Gas Infrastructure Europe is an association that represents European gas infrastructure operators.
GIE’s members are involved in the transmission, storage, and regasification of natural gas, hydrogen, and other low-carbon gases.
At the end of the withdrawal period last year, inventories were still 10 percentage points higher than at present.
“As there are still around seven weeks to go until the end of the withdrawal period, the filling level will fall further,” Carsten Fritsch, commodity analyst at Commerzbank AG, said.
According to Bruegel, EU gas storage was at 47% capacity, with Ukrainian storage at 9%, its lowest level in two years as of Thursday.
Rising energy demand
The consulting firm ICIS expects gas demand in Europe to be 17% higher in February compared to the previous year and a filling level of 37% at the end of the winter, according to a Commerzbank report.
“This would be the lowest level since the end of winter 2021/22, when an unusually low level of 80% at the beginning of the winter was responsible for this,” Fritsch said.
“A comparison with the winter of 2020/21 is therefore more appropriate, when the filling level of EU gas stocks fell from 95% to just under 30% over the course of the winter months.”
Gas prices rose significantly in autumn 2021 due to the inability to fully restock for the following winter at that time.
The cessation of Russian pipeline gas deliveries through Ukraine has driven up demand for LNG in Europe.
This has resulted in North-East Asian spot LNG prices reaching their highest point since November 2023.
“In week 6 of 2025, European gas imports rose and exceeded 2024 weekly import levels,” analysts at Bruegel said in a report.
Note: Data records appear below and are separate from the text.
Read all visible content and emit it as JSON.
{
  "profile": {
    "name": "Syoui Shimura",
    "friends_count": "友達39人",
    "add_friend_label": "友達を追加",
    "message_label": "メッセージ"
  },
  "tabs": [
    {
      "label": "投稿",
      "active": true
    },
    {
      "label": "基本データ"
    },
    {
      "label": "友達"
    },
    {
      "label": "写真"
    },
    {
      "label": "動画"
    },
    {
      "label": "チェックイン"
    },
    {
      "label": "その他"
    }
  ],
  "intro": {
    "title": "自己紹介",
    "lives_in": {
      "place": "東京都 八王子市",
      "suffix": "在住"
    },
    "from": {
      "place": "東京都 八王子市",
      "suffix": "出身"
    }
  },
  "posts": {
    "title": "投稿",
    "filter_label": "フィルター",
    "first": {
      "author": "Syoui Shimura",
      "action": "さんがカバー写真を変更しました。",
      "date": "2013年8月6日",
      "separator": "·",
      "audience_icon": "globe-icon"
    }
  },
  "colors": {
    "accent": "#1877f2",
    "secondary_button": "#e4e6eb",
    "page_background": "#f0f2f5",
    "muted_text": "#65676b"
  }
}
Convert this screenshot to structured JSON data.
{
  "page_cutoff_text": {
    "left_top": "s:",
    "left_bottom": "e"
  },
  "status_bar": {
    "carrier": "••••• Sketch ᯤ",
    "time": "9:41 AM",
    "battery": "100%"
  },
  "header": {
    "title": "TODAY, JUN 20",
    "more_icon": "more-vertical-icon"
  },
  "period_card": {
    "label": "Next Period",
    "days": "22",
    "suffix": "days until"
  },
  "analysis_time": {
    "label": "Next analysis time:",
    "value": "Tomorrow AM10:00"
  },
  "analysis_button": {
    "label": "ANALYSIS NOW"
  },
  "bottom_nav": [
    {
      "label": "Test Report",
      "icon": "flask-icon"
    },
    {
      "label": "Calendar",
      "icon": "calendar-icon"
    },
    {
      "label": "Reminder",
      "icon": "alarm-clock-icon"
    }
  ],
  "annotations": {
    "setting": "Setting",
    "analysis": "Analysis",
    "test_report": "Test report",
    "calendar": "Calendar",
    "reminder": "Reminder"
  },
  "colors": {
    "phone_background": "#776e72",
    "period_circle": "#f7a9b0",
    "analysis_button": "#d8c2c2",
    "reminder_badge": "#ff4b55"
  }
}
“This was driven by higher liquified natural gas (LNG) imports. Russian gas flows via the Turkstream pipeline are reaching Europe at a record weekly level,” they said.
Current concerns regarding US LNG exports
There are growing apprehensions that the availability of LNG from the US to the European Union might decrease in the future.
This potential decline is linked to the possibility of multiple countries committing to purchase US LNG to avoid potential US tariffs.
Such commitments could result in reduced US LNG exports available for the EU market.
Furthermore, this situation highlights the intricate relationship between international trade, energy resources, and political strategies.
The threat of tariffs can influence purchasing decisions and reshape global energy supply chains.
This can lead to a shift in how LNG is traded and potentially create challenges for countries reliant on US LNG imports, particularly the EU.
In an effort to reduce the trade surplus, Japan’s Prime Minister recently pledged to increase purchases of LNG from the US.
India may also be following suit, as some Indian energy companies are reportedly considering purchasing US LNG, according to the Indian oil minister.
According to people familiar with the matter, longer-term purchase agreements and stakes in US LNG projects are also being discussed, according to Commerzbank.
Although China imposed a 10% tariff on US LNG on Monday, which will likely decrease Chinese imports, reports indicated that traders are seeking waivers from Beijing.
Implications
Fritsch said:
The bottom line is that Europe could have to pay higher prices because more consumers are competing for the LNG supply.
As reported by the US Energy Information Administration, US natural gas inventories are currently 2.8% below the 5-year average.
At the beginning of the withdrawal period in November, they were still 6% higher. “The gas supply in the USA has therefore also become tighter.” Fritsch noted.
“The nervousness on the gas market is therefore understandable.”
The current price levels in Europe are high enough to attract LNG deliveries from regions that typically supply Asia.
For example, LSEG data shows that two LNG tankers from Oman and one from Australia are currently heading to Europe, Commerzbank’s report showed.
“The flow of Russian gas has (also) drawn attention, as have soaring energy prices, largely caused by a tight natural gas market.,” Bruegel analysts said.